Didn't we used to have laws against usury? Whatever happened to them?
Yeah, I remember those too. Something about not being able to breech 29.99 APR, but I don't know how the hell these places get past them. All I know is I have a friend who's wife used to work at one of these places, and it is heartbreaking the stories she tells about people that come in there and take out a $500. advance, then every week or two bring in $575. and come back the next day and take out that same $500. repeating the cycle never paying the loan off. Some of these people are elderly that once snared, never get out. It's sad. And these places if you take a look around, are situated, and saturated in the poor districts of every city and town...These people that own these places deserve a special place in hell.
You're right about the predatory lenders and mortgages. What happened was that houses were sold to perfectly willing buyers who couldn't afford those houses using "creative loans". Lots of buyers as well as lenders made money on the deal until the bottom fell out of the market. Rates were no higher than for any other mortgages.
The part that I will ding the banks on is that the had people sitting in front of them that they knew damned well couldn't afford the houses they were buying, or the 2nd, and 3rd mortgages they were taking out, and did it anyway because they thought they'd just be able to push it back on the government, and get their money. Plus the incentives for the people working within the mortgage loan business was significant in the form of commissions, and to be truthful they simply didn't care, nor did they use any common sense when talking people into these loans....That's on them. But it doesn't give anyone the right to lie about income to get in the house, and then just walk away from it when they couldn't afford it.

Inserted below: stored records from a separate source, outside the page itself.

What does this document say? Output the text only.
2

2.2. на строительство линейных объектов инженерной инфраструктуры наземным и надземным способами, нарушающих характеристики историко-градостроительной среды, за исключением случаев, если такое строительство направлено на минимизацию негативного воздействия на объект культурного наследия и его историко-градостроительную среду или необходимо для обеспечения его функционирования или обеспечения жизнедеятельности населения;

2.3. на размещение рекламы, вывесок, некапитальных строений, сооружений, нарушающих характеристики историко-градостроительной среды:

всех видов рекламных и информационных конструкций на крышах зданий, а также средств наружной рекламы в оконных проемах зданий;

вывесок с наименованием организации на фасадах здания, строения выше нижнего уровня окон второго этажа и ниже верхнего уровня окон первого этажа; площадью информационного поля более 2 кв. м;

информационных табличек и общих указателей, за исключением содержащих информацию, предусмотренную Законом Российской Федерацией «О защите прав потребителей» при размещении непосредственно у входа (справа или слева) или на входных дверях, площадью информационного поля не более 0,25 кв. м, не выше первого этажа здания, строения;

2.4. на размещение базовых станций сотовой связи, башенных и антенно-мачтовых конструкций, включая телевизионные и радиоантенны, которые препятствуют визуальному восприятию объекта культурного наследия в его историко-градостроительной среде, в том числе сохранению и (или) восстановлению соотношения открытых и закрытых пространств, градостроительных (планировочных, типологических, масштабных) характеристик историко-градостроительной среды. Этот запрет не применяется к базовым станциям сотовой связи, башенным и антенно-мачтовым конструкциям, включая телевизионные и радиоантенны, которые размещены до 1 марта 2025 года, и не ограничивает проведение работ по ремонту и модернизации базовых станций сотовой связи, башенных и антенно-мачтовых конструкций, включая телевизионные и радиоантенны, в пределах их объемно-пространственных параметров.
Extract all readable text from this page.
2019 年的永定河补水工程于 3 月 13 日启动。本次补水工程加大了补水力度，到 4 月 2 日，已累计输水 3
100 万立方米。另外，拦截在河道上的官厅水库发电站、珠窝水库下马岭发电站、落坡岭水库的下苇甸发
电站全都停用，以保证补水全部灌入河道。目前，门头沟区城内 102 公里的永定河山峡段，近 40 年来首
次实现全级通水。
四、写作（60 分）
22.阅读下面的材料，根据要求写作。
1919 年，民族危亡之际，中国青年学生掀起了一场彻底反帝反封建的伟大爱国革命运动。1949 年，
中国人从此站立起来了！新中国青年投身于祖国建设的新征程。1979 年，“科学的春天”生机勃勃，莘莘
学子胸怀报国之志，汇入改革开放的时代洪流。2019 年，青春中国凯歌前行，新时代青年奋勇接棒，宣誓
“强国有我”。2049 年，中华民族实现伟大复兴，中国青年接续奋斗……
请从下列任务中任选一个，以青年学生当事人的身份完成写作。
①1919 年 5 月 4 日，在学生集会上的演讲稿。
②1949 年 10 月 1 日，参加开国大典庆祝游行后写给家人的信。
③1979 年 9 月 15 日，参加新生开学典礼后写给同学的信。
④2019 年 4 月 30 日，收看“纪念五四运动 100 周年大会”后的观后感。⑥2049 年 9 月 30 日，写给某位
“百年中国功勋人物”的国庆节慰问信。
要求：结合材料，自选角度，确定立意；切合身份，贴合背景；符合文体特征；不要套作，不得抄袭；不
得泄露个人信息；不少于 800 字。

What should have happened is laws passed to ensure that buyers had enough skin in the game to lose if the houses were foreclosed, and to have a reasonable assurance that people weren't buying houses that they couldn't afford, that dreaded but necessary word: Government regulation. That didn't happen, and so the whole house of cards eventually fell.

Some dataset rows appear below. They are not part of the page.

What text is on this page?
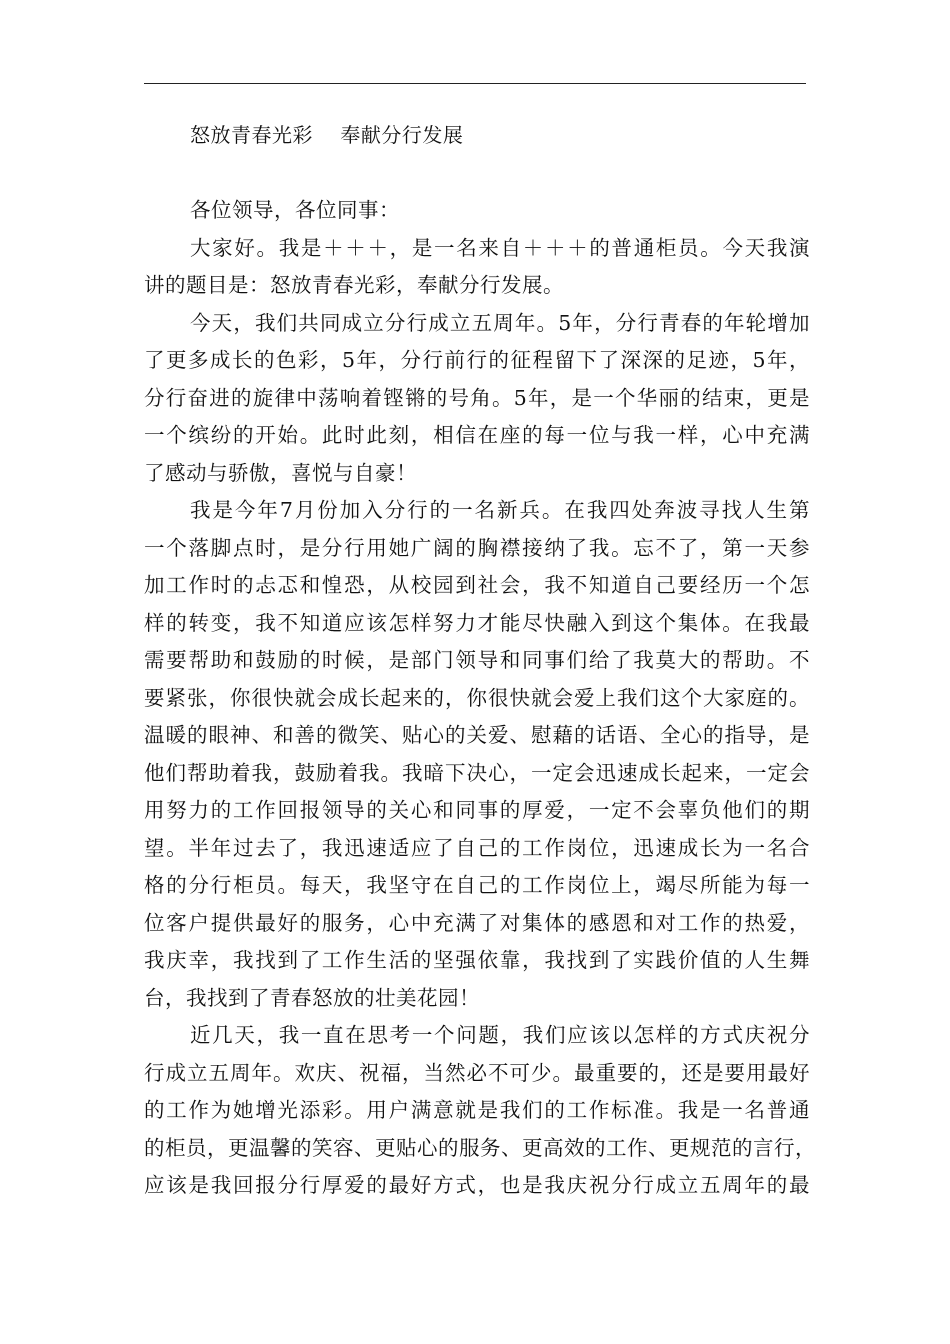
怒放青春光彩    奉献分行发展
各位领导，各位同事：
大家好。我是＋＋＋，是一名来自＋＋＋的普通柜员。今天我演
讲的题目是：怒放青春光彩，奉献分行发展。
今天，我们共同成立分行成立五周年。5年，分行青春的年轮增加
了更多成长的色彩，5年，分行前行的征程留下了深深的足迹，5年，
分行奋进的旋律中荡响着铿锵的号角。5年，是一个华丽的结束，更是
一个缤纷的开始。此时此刻，相信在座的每一位与我一样，心中充满
了感动与骄傲，喜悦与自豪！
我是今年7月份加入分行的一名新兵。在我四处奔波寻找人生第
一个落脚点时，是分行用她广阔的胸襟接纳了我。忘不了，第一天参
加工作时的忐忑和惶恐，从校园到社会，我不知道自己要经历一个怎
样的转变，我不知道应该怎样努力才能尽快融入到这个集体。在我最
需要帮助和鼓励的时候，是部门领导和同事们给了我莫大的帮助。不
要紧张，你很快就会成长起来的，你很快就会爱上我们这个大家庭的。
温暖的眼神、和善的微笑、贴心的关爱、慰藉的话语、全心的指导，是
他们帮助着我，鼓励着我。我暗下决心，一定会迅速成长起来，一定会
用努力的工作回报领导的关心和同事的厚爱，一定不会辜负他们的期
望。半年过去了，我迅速适应了自己的工作岗位，迅速成长为一名合
格的分行柜员。每天，我坚守在自己的工作岗位上，竭尽所能为每一
位客户提供最好的服务，心中充满了对集体的感恩和对工作的热爱，
我庆幸，我找到了工作生活的坚强依靠，我找到了实践价值的人生舞
台，我找到了青春怒放的壮美花园！
近几天，我一直在思考一个问题，我们应该以怎样的方式庆祝分
行成立五周年。欢庆、祝福，当然必不可少。最重要的，还是要用最好
的工作为她增光添彩。用户满意就是我们的工作标准。我是一名普通
的柜员，更温馨的笑容、更贴心的服务、更高效的工作、更规范的言行，
应该是我回报分行厚爱的最好方式，也是我庆祝分行成立五周年的最
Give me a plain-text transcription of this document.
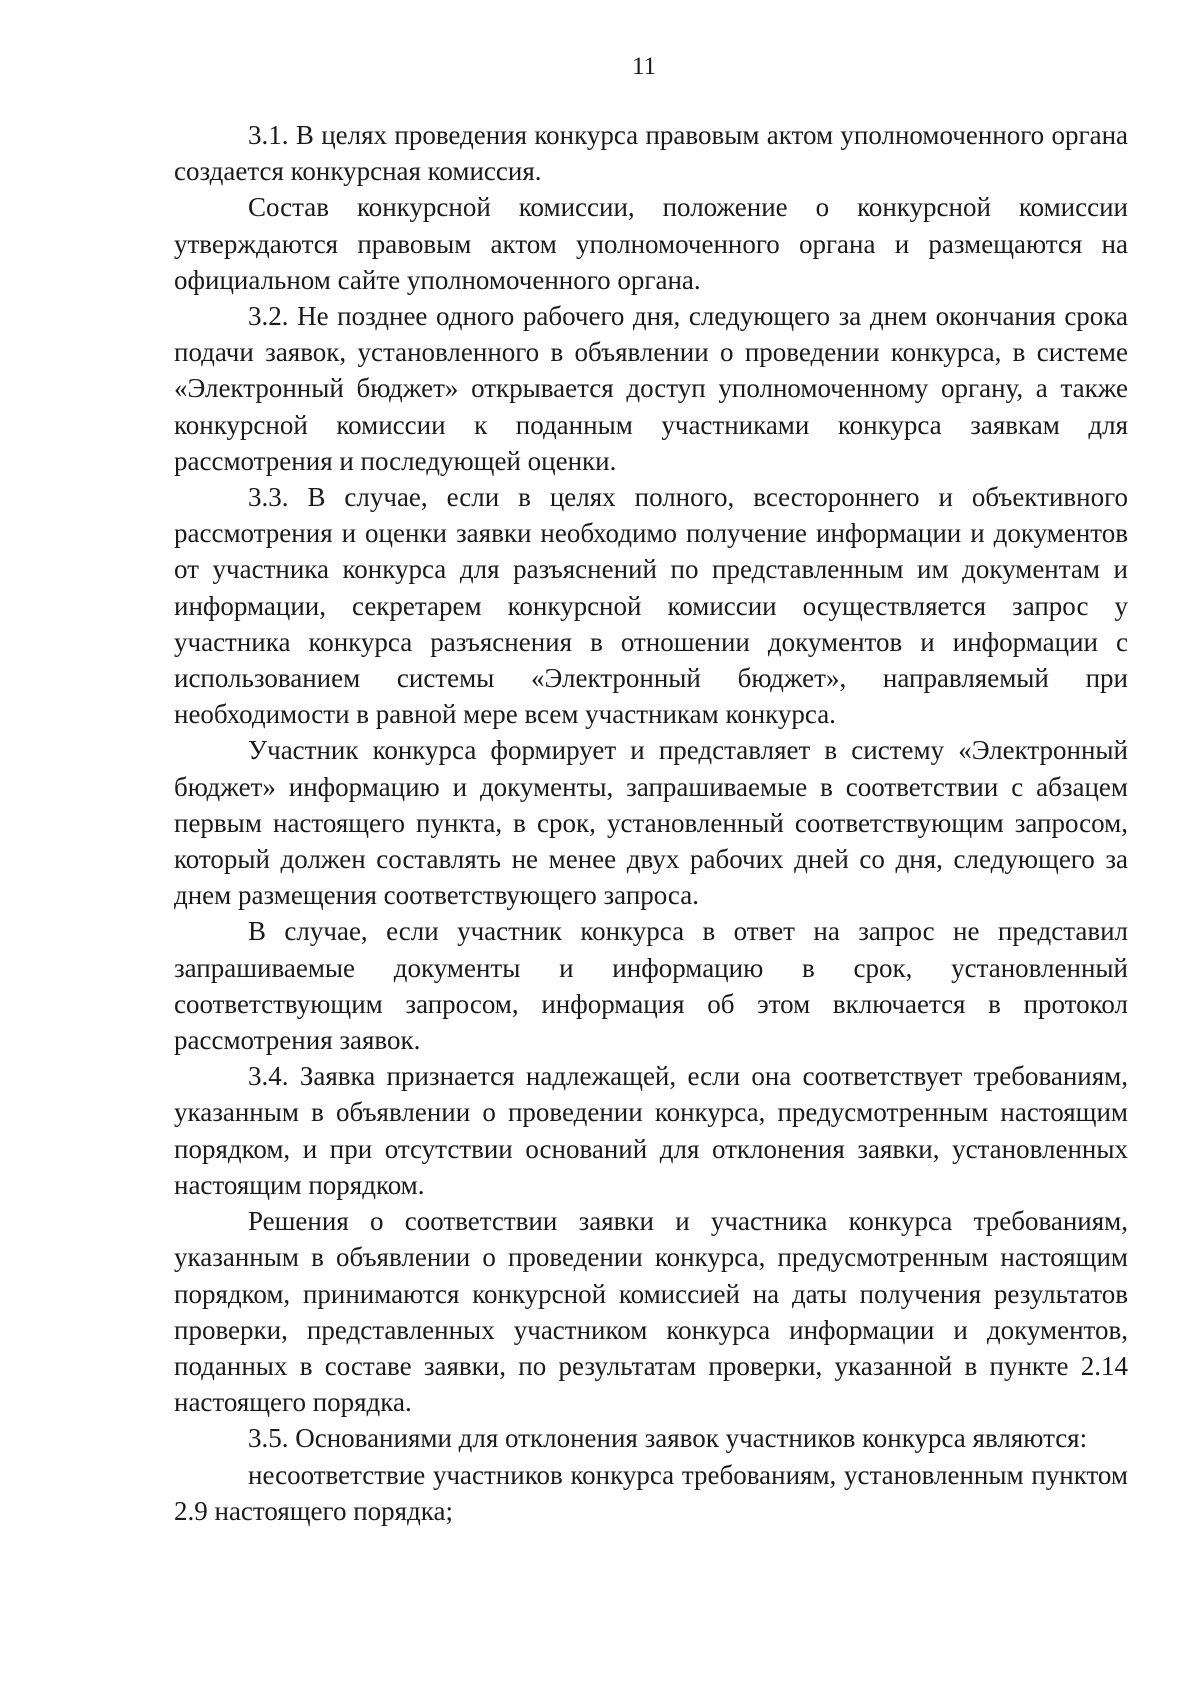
11

3.1. В целях проведения конкурса правовым актом уполномоченного органа создается конкурсная комиссия.

Состав конкурсной комиссии, положение о конкурсной комиссии утверждаются правовым актом уполномоченного органа и размещаются на официальном сайте уполномоченного органа.

3.2. Не позднее одного рабочего дня, следующего за днем окончания срока подачи заявок, установленного в объявлении о проведении конкурса, в системе «Электронный бюджет» открывается доступ уполномоченному органу, а также конкурсной комиссии к поданным участниками конкурса заявкам для рассмотрения и последующей оценки.

3.3. В случае, если в целях полного, всестороннего и объективного рассмотрения и оценки заявки необходимо получение информации и документов от участника конкурса для разъяснений по представленным им документам и информации, секретарем конкурсной комиссии осуществляется запрос у участника конкурса разъяснения в отношении документов и информации с использованием системы «Электронный бюджет», направляемый при необходимости в равной мере всем участникам конкурса.

Участник конкурса формирует и представляет в систему «Электронный бюджет» информацию и документы, запрашиваемые в соответствии с абзацем первым настоящего пункта, в срок, установленный соответствующим запросом, который должен составлять не менее двух рабочих дней со дня, следующего за днем размещения соответствующего запроса.

В случае, если участник конкурса в ответ на запрос не представил запрашиваемые документы и информацию в срок, установленный соответствующим запросом, информация об этом включается в протокол рассмотрения заявок.

3.4. Заявка признается надлежащей, если она соответствует требованиям, указанным в объявлении о проведении конкурса, предусмотренным настоящим порядком, и при отсутствии оснований для отклонения заявки, установленных настоящим порядком.

Решения о соответствии заявки и участника конкурса требованиям, указанным в объявлении о проведении конкурса, предусмотренным настоящим порядком, принимаются конкурсной комиссией на даты получения результатов проверки, представленных участником конкурса информации и документов, поданных в составе заявки, по результатам проверки, указанной в пункте 2.14 настоящего порядка.

3.5. Основаниями для отклонения заявок участников конкурса являются:

несоответствие участников конкурса требованиям, установленным пунктом 2.9 настоящего порядка;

My contention is that we had that, but it wasn't followed. And this is where it gets partisan. There was a point when demo's were in charge that hearings were held, and regulators, as well as Repubs were raising holy hell about what was happening within the industry, and Demo's either ignored, or brushed off warnings....
This IMHO, puts demo's just as culpable as those bank, and mortgage people that pushed the people for commissions.
As far as "skin in the game" I will say this...We aren't doing this now either...Fannie and Freedie announced that they were going to open a program offering 3% down mortgages...Same thing all over again. But I will say this. 5 years ago I bought my house here in SC..I did it with NOTHING down. I have VA backing so, I didn't need to put a penny down according to the rules, but two things I did to ensure I could swing it, first I didn't buy more house than we could afford, and I immediately put the mortgage payment on auto pay through my bank tied to my wife's paycheck...So she gets paid on the 1st, and 15th, and the mortgage payment is automatically paid on the very same days...We never give the payment a second thought, and it's exactly on time for over 5 years now. Too many buy too much house, then play games with the mortgage payment.
Too many people have NO idea how to budget, or the real effect of missing payments, or paying slow...See, I think that there ought to be mandatory budgeting classes say at the Community College before you can buy a house, and then one thing I haven't seen that should be there if someone was accounting savvy, or budgeting savvy, to start up a service not to charge those with budgeting problems, but to have a place for these people starting to sink, to go and put all their bills, and income on the table, and have a place to teach them how to work through it...Right now there are places like that claim that is what they do, but many times they are paid by the creditors, and are really nothing more than 3rd party collectors.
We always say in this country that 'education is the key', yet when it comes to actually putting our money where our mouth is on that we shrug it off, and blame the person suffering...Anyway, those are my thoughts this morning.